Tuesday, March 21, 2017

New Signing!


Am happy to announce that I have sold my fourth nonfiction picture book to Karen Boss at Charlesbridge. Can't say anymore, except it comes out Summer 2019. 

kidlit411.com



Saturday, March 4, 2017

Book Review


In 1947, Jackie Robinson became the first African American to play for a major league baseball team. But Robinson’s debut with the Brooklyn Dodgers didn’t mean the sport was instantly desegregated. Twelve years passed before the final holdout, the Boston Red Sox, hired Elijah “Pumpsie” Green, its first black player.
In Waiting for Pumpsie, Barry Wittenstein and illustrator London Ladd explore one fictional African-American family’s emotions as they await the day a black player will join their beloved Sox. Through the eyes of Bernard, a baseball-obsessed boy, readers experience the conflicting emotions many Red Sox fans felt: “We always want the Sox to win. But Mama says we gotta root for all the colored players, no matter what team they’re on.” Bernard’s voice feels real and timeless, while Ladd’s illustrations bring late 1950s Boston to life.
Waiting for Pumpsie is an introduction to Pumpsie Green and an important chapter in sports history. It is also a very human look at a family’s complex relationship with the sport they love.
-Dorothy A. Dahm, posted 3/3/17

Book Review

Why I Like This Book

I love books that give young readers a slice of history encapsulated in an engaging story.  One of the best things about this book is Bernard’s voice.  Although he’s a fictional character, he feels real.  He sounds believable.  His enthusiasm for baseball in general and the Red Sox in particular comes through clearly, along with his acute awareness that his team is the only holdout in the major leagues – the only team that has yet to play an African-American.  When at last Pumpsie Green gets his chance, helping the Red Sox to a win, Bernard and his family are there to witness the historic moment.  
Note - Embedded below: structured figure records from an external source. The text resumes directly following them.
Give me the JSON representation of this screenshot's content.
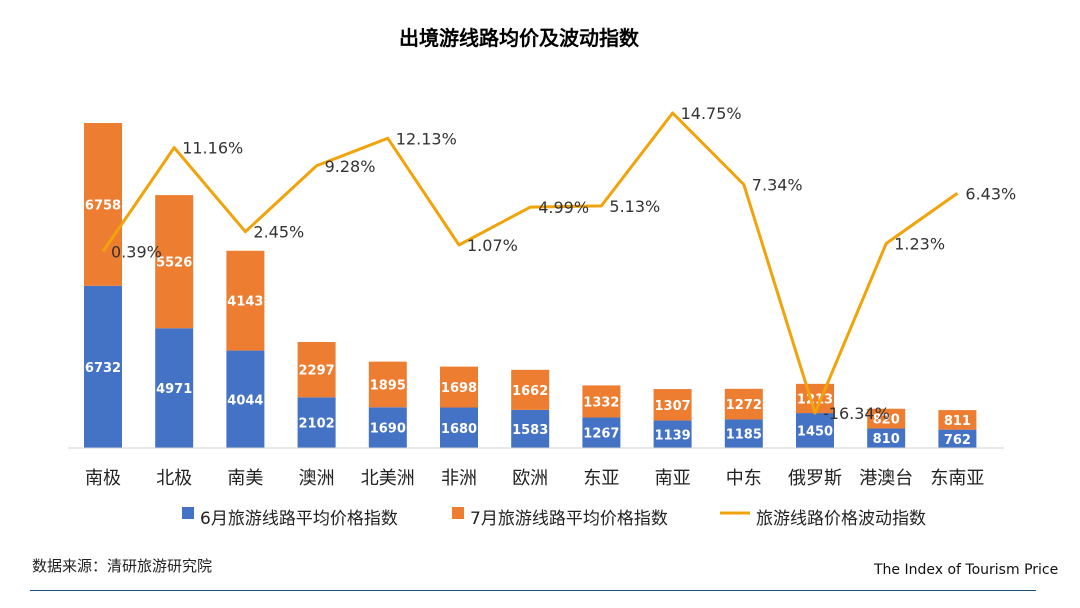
{
  "chart_data": {
    "type": "bar",
    "title": "出境游线路均价及波动指数",
    "categories": [
      "南极",
      "北极",
      "南美",
      "澳洲",
      "北美洲",
      "非洲",
      "欧洲",
      "东亚",
      "南亚",
      "中东",
      "俄罗斯",
      "港澳台",
      "东南亚"
    ],
    "series": [
      {
        "name": "6月旅游线路平均价格指数",
        "type": "bar",
        "stack": "price",
        "color": "#4472c4",
        "values": [
          6732,
          4971,
          4044,
          2102,
          1690,
          1680,
          1583,
          1267,
          1139,
          1185,
          1450,
          810,
          762
        ]
      },
      {
        "name": "7月旅游线路平均价格指数",
        "type": "bar",
        "stack": "price",
        "color": "#ed7d31",
        "values": [
          6758,
          5526,
          4143,
          2297,
          1895,
          1698,
          1662,
          1332,
          1307,
          1272,
          1213,
          820,
          811
        ]
      },
      {
        "name": "旅游线路价格波动指数",
        "type": "line",
        "color": "#f0a30a",
        "values": [
          0.39,
          11.16,
          2.45,
          9.28,
          12.13,
          1.07,
          4.99,
          5.13,
          14.75,
          7.34,
          -16.34,
          1.23,
          6.43
        ],
        "labels": [
          "0.39%",
          "11.16%",
          "2.45%",
          "9.28%",
          "12.13%",
          "1.07%",
          "4.99%",
          "5.13%",
          "14.75%",
          "7.34%",
          "-16.34%",
          "1.23%",
          "6.43%"
        ]
      }
    ],
    "legend_position": "bottom",
    "grid": false
  },
  "footer": {
    "source": "数据来源：清研旅游研究院",
    "brand": "The Index of Tourism Price"
  }
}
I think my favorite line in the book is: “The Sox win.  After the game, I stop walking for a minute and turn around.  I look at Fenway and the crowd and tell my eyes to take a picture.”  Isn’t that just wonderful?  Haven’t we all had moments like that when we try to commit every single detail to memory so we’ll never forget?  

A wonderful choice for baseball fans, young historians, or anyone who likes a good story!


Posted 3/3/17


Tuesday, February 14, 2017

From School Library Journal

In 1959 Boston, a young African American baseball fan named Bernard anxiously waits for the Minor League player Pumpsie Green to join the Red Sox. It is the last team with an all-white lineup, but change is in the air. 


Bernard and his family continue to face racial discrimination from white fans and policemen at Fenway Park when they attend games. But after the boy and his family hear Pumpsie's name announced on the radio, they later go to a game to root for the new player. 


This story is not so much about Pumpsie Green (who goes on to a short career with the Red Sox) as it is about a family longing for an end to segregation and discrimination. The joy that comes when they enjoy a small victory with their favorite team's integration is palpable though subtle and is the real center of the narrative. The vibrant illustrations in acrylic paint complement and enhance the text, making readers feel a part of the tale.


This uplifting account of a family and the integration of Boston baseball will be inspiring to many youngsters.